ADOPTÉRésultat du vote
Les députés ont adopté le 11 octobre 2023 l'amendement n° 770 de M. Studer après l'article 5 quater du projet de loi visant à sécuriser et réguler l'espace numérique (première lecture).
Au total, 81 députés ont pris part au vote : 96 % ont voté en faveur, 0 % ont voté contre, et 4 % se sont abstenus.
Infos
| Date | 11 octobre 2023 | |
| Type de vote | Amendement | |
| Dossier | Projet de loi visant à sécuriser et réguler l’espace numérique |
La position des groupes
Les votes des députés et des groupes
Exposé des motifs de l'amendement
L'objectif d'un amendement est de modifier ou d'ajouter une mesure d'un projet ou d'une proposition de loi. Le ou les députés qui rédigent l'amendement écrivent également un exposé des motifs.
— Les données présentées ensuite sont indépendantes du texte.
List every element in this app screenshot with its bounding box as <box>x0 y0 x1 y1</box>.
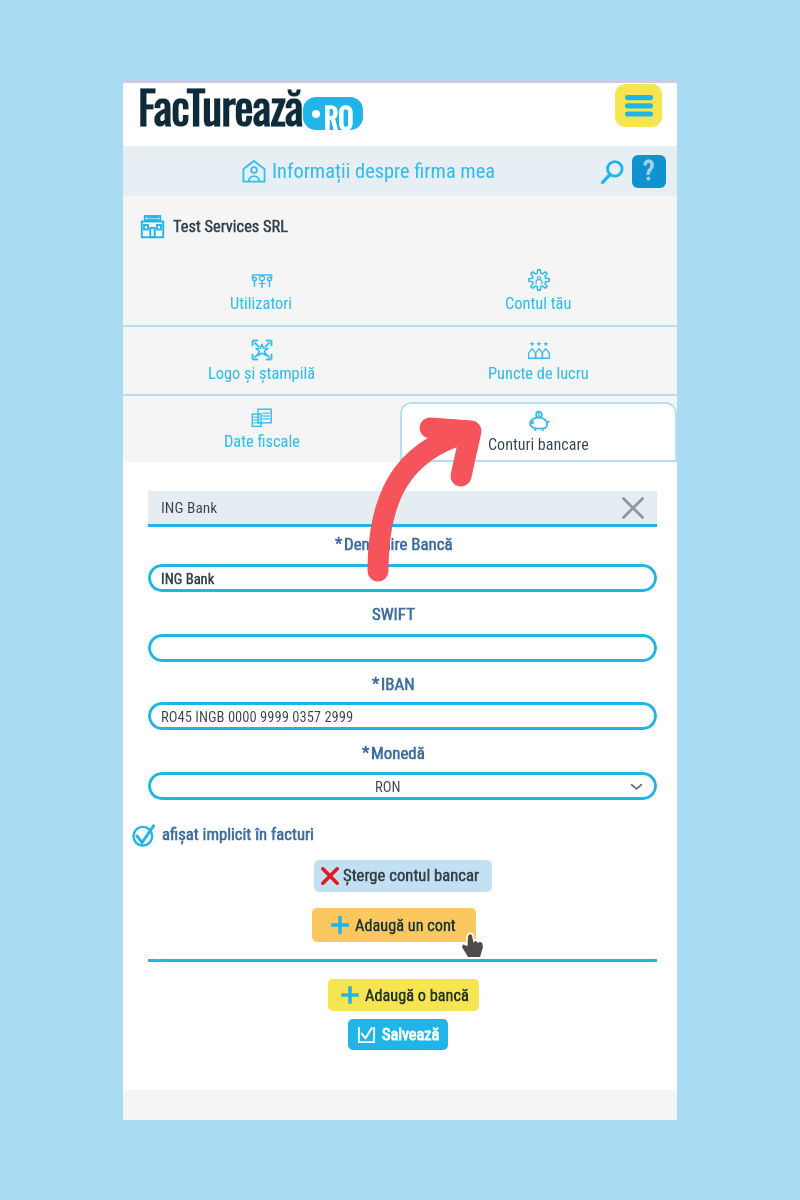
staticText: RO <box>324 97 353 130</box>
staticText: SWIFT <box>372 604 415 624</box>
button[interactable]: Șterge contul bancar <box>314 860 492 892</box>
button[interactable]: Puncte de lucru <box>400 327 677 394</box>
staticText: IBAN <box>381 674 415 694</box>
button[interactable]: afișat implicit în facturi <box>130 821 316 849</box>
button[interactable]: Search <box>599 158 627 186</box>
button[interactable]: Utilizatori <box>123 256 400 325</box>
staticText: RO45 INGB 0000 9999 0357 2999 <box>161 708 354 725</box>
button[interactable]: ING Bank <box>148 491 657 524</box>
staticText: Informații despre firma mea <box>272 159 496 183</box>
staticText: Utilizatori <box>230 294 293 313</box>
staticText: FacTurează <box>138 72 303 134</box>
staticText: * <box>372 673 380 693</box>
staticText: Puncte de lucru <box>488 364 589 383</box>
staticText: Conturi bancare <box>488 435 589 454</box>
button[interactable]: Date fiscale <box>123 396 400 462</box>
staticText: Logo și ștampilă <box>208 364 316 383</box>
button[interactable]: Adaugă un cont <box>312 908 476 942</box>
staticText: Date fiscale <box>224 432 300 451</box>
staticText: Salvează <box>382 1025 440 1044</box>
staticText: * <box>335 533 343 553</box>
button[interactable]: Adaugă o bancă <box>328 979 479 1011</box>
button[interactable]: RO45 INGB 0000 9999 0357 2999 <box>148 702 657 730</box>
button[interactable]: Salvează <box>348 1019 448 1050</box>
staticText: Șterge contul bancar <box>343 866 480 886</box>
button[interactable]: Contul tău <box>400 256 677 325</box>
staticText: ING Bank <box>161 570 215 587</box>
button[interactable]: Conturi bancare <box>400 402 677 462</box>
button[interactable] <box>148 634 657 662</box>
button[interactable]: Logo și ștampilă <box>123 327 400 394</box>
button[interactable]: RON <box>148 772 657 800</box>
button[interactable]: Menu <box>615 84 662 127</box>
staticText: Monedă <box>371 743 425 763</box>
staticText: * <box>362 742 370 762</box>
staticText: Adaugă o bancă <box>365 986 469 1005</box>
button[interactable]: ING Bank <box>148 564 657 592</box>
staticText: RON <box>375 778 401 795</box>
staticText: Denumire Bancă <box>344 534 453 554</box>
button[interactable]: Help <box>632 155 666 188</box>
button[interactable]: Close <box>618 493 648 523</box>
staticText: ? <box>643 155 655 187</box>
staticText: Test Services SRL <box>173 217 289 236</box>
staticText: afișat implicit în facturi <box>162 825 314 845</box>
staticText: ING Bank <box>161 499 218 517</box>
staticText: Contul tău <box>505 294 572 313</box>
staticText: Adaugă un cont <box>355 916 456 935</box>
Dans le prolongement de la loi visant à instaurer une majorité numérique et à lutter contre la haine en ligne adoptée à l'unanimité par l'Assemblée nationale le 28 juin 2023, cet amendement du Groupe Renaissance vise à responsabiliser les parents sur l’usage fait par leurs enfants mineurs des services numériques.
Le dispositif de la loi Majorité numérique instaure en effet une interface directe entre le réseau social et le titulaire de l’autorité parentale pour les mineurs de moins de 15 ans. Il prévoit une obligation d’information à destination des parents sur les risques liés aux usages numériques.
L’amendement propose de compléter ce volet en prévoyant que le réseau social adresse un message d’avertissement au titulaire de l'autorité parentale dès lors qu'il reçoit un signalement émis par un signaleur de confiance, pour des faits susceptibles de relever de cyberharcèlement et mettant en cause un mineur. Le réseau social serait alors dans l'obligation de rappeler au titulaire de l'autorité parentale du mineur concerné les sanctions pénales de ce délit ainsi que les conditions dans lesquelles il est susceptible de voir sa responsabilité civile engagée du fait de son enfant.